Yu S, Ma Y, Gronsbell J, Cai T, Ananthakrishnan AN, Gainer VS, Churchill SE, Szolovits P, Murphy SN, Kohane IS, Liao KP, Cai T
Enabling phenotypic big data with PheNorm
J Am Med Inform Assoc 2018;25(1):54-60
This paper addresses the difficulty to obtain a gold standard to train machine learning processes. The authors introduced a silver standard approach without human solicitation.
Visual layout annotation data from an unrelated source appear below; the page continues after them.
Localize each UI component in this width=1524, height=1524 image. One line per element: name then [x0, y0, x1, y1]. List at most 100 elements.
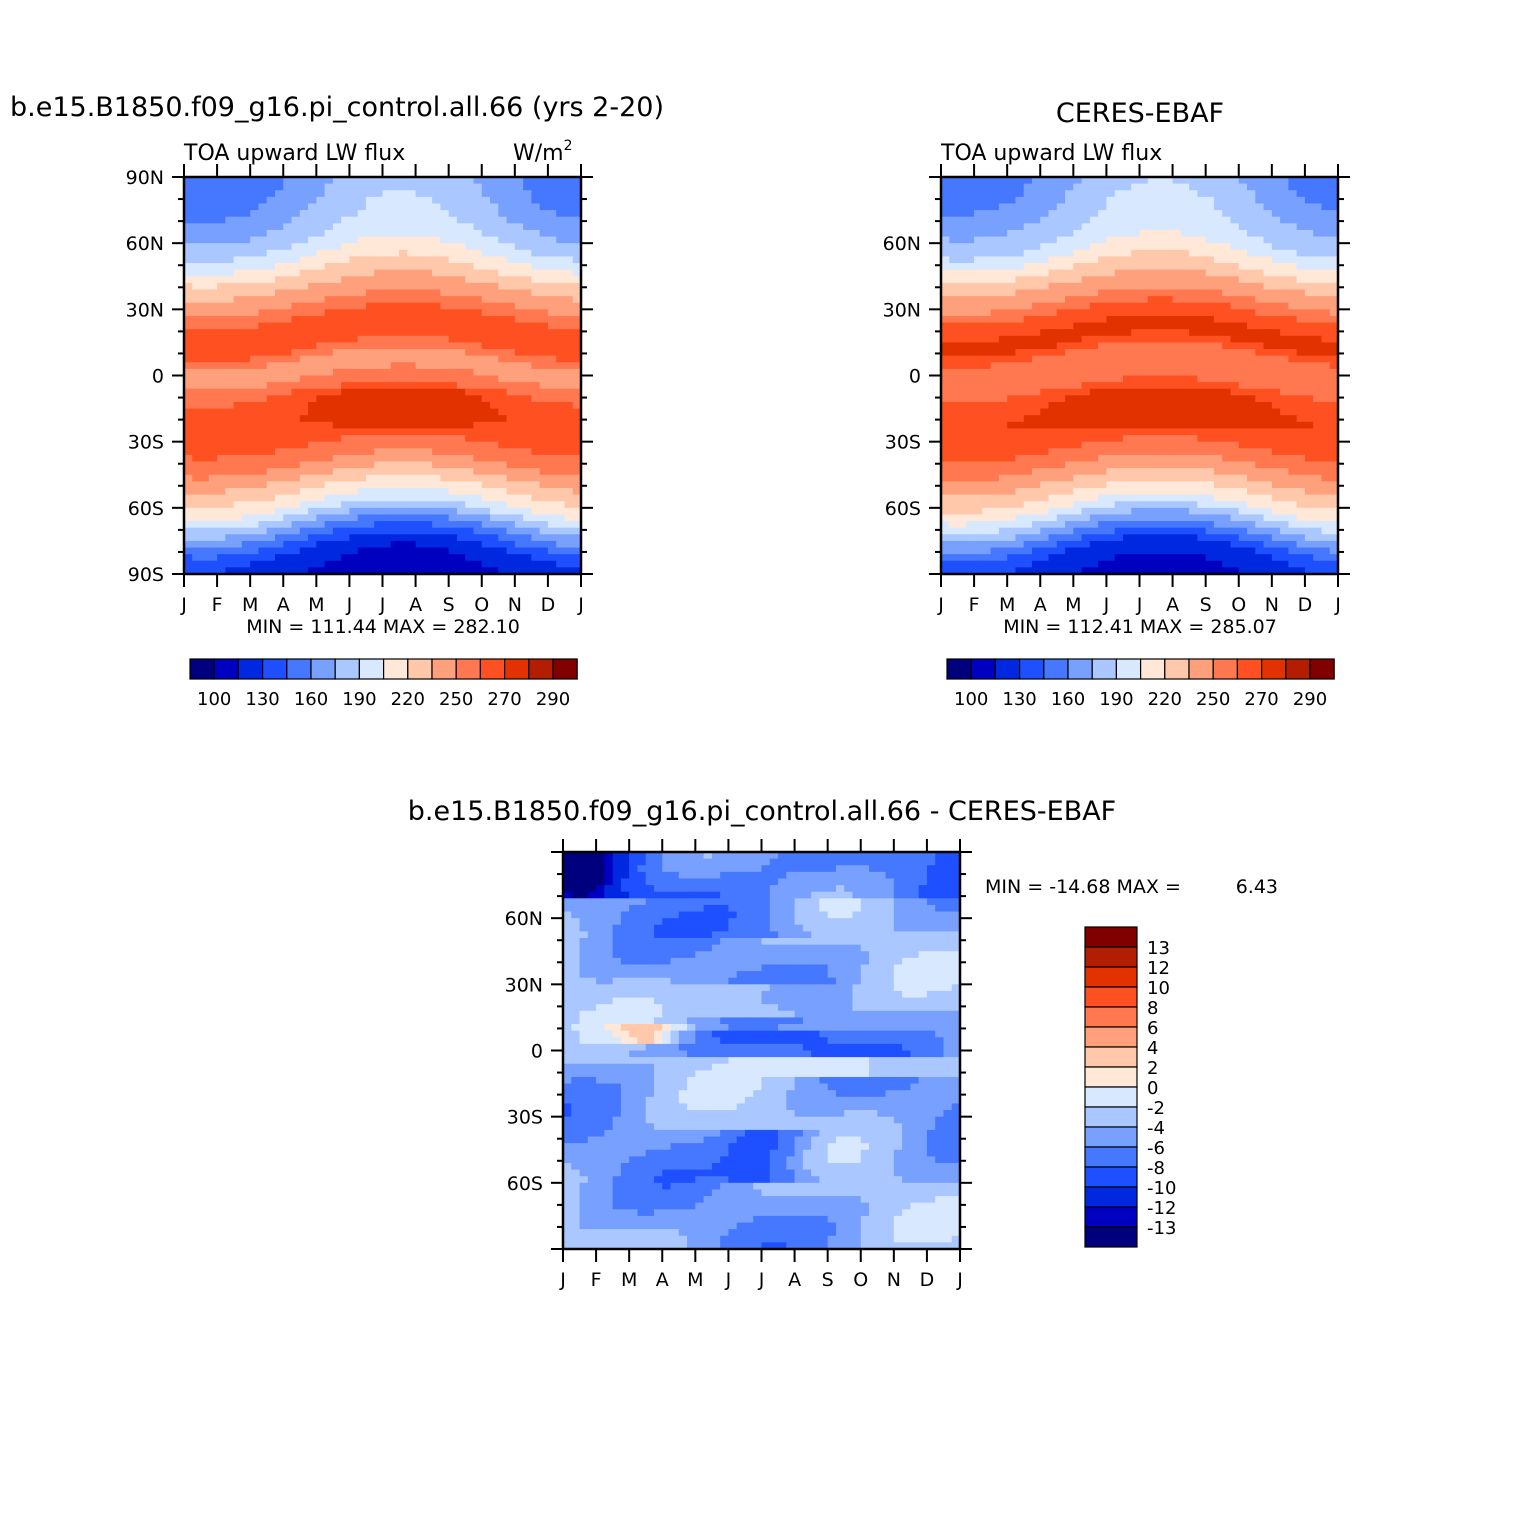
field-cell: [481, 282, 491, 291]
field-cell: [481, 256, 491, 264]
field-cell: [965, 315, 975, 324]
field-cell: [1247, 441, 1256, 449]
field-cell: [357, 309, 367, 317]
colorbar-label: 250: [439, 689, 473, 710]
field-cell: [1296, 216, 1306, 224]
field-cell: [473, 269, 483, 277]
field-cell: [233, 441, 243, 449]
field-cell: [523, 196, 532, 205]
field-cell: [399, 243, 408, 251]
field-cell: [184, 368, 193, 377]
field-cell: [1247, 329, 1256, 337]
field-cell: [208, 302, 218, 310]
field-cell: [556, 282, 566, 291]
field-cell: [1139, 355, 1149, 363]
field-cell: [407, 322, 417, 330]
field-cell: [291, 190, 301, 198]
field-cell: [192, 296, 202, 304]
field-cell: [572, 302, 582, 310]
field-cell: [258, 461, 268, 469]
field-cell: [390, 527, 400, 535]
field-cell: [291, 461, 301, 469]
field-cell: [957, 302, 967, 310]
field-cell: [490, 236, 499, 244]
field-cell: [1213, 243, 1223, 251]
field-cell: [498, 401, 508, 410]
field-cell: [432, 435, 441, 443]
field-cell: [1247, 210, 1256, 218]
field-cell: [498, 461, 508, 469]
field-cell: [423, 183, 433, 191]
field-cell: [506, 454, 516, 463]
field-cell: [1304, 210, 1314, 218]
field-cell: [506, 401, 516, 410]
field-cell: [1164, 210, 1174, 218]
field-cell: [1230, 249, 1240, 257]
field-cell: [208, 263, 218, 271]
field-cell: [1106, 362, 1116, 370]
field-cell: [184, 547, 193, 555]
field-cell: [1040, 282, 1050, 291]
field-cell: [556, 276, 566, 284]
field-cell: [1164, 203, 1174, 211]
field-cell: [1238, 216, 1248, 224]
field-cell: [1230, 335, 1240, 344]
field-cell: [1131, 276, 1141, 284]
field-cell: [200, 501, 210, 509]
field-cell: [1040, 322, 1050, 330]
field-cell: [1172, 309, 1182, 317]
field-cell: [1321, 441, 1331, 449]
field-cell: [1296, 282, 1306, 291]
field-cell: [1040, 388, 1050, 396]
field-cell: [1288, 408, 1298, 416]
field-cell: [1172, 282, 1182, 291]
field-cell: [456, 342, 466, 350]
field-cell: [266, 487, 276, 496]
field-cell: [1114, 196, 1124, 205]
field-cell: [572, 256, 582, 264]
field-cell: [208, 474, 218, 482]
field-cell: [1040, 408, 1050, 416]
field-cell: [572, 368, 582, 377]
field-cell: [941, 256, 950, 264]
field-cell: [432, 236, 441, 244]
field-cell: [949, 269, 959, 277]
field-cell: [250, 375, 260, 383]
field-cell: [974, 183, 983, 191]
field-cell: [1321, 329, 1331, 337]
field-cell: [556, 382, 566, 390]
field-cell: [407, 315, 417, 324]
field-cell: [490, 190, 499, 198]
field-cell: [208, 355, 218, 363]
field-cell: [382, 190, 392, 198]
field-cell: [283, 282, 293, 291]
field-cell: [217, 428, 226, 436]
field-cell: [258, 229, 268, 238]
field-cell: [514, 481, 524, 489]
field-cell: [1197, 203, 1207, 211]
field-cell: [308, 567, 317, 575]
field-cell: [572, 236, 582, 244]
field-cell: [184, 461, 193, 469]
field-cell: [490, 368, 499, 377]
field-cell: [357, 388, 367, 396]
field-cell: [1205, 269, 1215, 277]
field-cell: [423, 401, 433, 410]
field-cell: [1007, 276, 1017, 284]
field-cell: [957, 296, 967, 304]
field-cell: [1164, 329, 1174, 337]
field-cell: [382, 309, 392, 317]
field-cell: [1139, 229, 1149, 238]
field-cell: [990, 448, 1000, 456]
field-cell: [965, 309, 975, 317]
field-cell: [1205, 335, 1215, 344]
field-cell: [225, 256, 235, 264]
field-cell: [365, 249, 375, 257]
field-cell: [556, 401, 566, 410]
field-cell: [1180, 229, 1190, 238]
field-cell: [531, 540, 541, 549]
field-cell: [274, 177, 284, 185]
field-cell: [1213, 349, 1223, 357]
field-cell: [374, 236, 384, 244]
field-cell: [1263, 315, 1273, 324]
They present PheNorm, a phenotyping algorithm that does not require expert-labeled samples at the training step. The input for the PheNorm algorithm consists of unlabeled data on a set of potentially informative features, either automatically curated or designed by experts. Online articles about the target phenotype from publicly available knowledge sources, such as Wikipedia and Medscape, are scanned with Natural Language Processing (NLP) software to extract medical concepts recorded in the Unified Medical Language System. These concepts are potentially related to the target phenotype. Then, narrative notes from the Electronic Heath Record (EHR) database are processed with NLP software, which identifies mentions of the above medical concepts. With such a material, the most predictive features, such as the number of International Classification of Diseases, Ninth Revision, Clinical Modification (ICD-9-CM) codes or mentions of the target phenotype are normalized to resemble a normal mixture distribution with high area under the receiver operating curve (AUC) for prediction. The transformed features are then denoised and combined into a score for accurate disease classification. The authors validated the accuracy of PheNorm with four phenotypes: coronary artery disease, rheumatoid arthritis, Crohn’s disease, and ulcerative colitis. The results suggest that PheNorm can potentially reduce the machine learning algorithm development process and demonstrate the capacity for EHR-driven annotations to scale to the next level - phenotypic big data.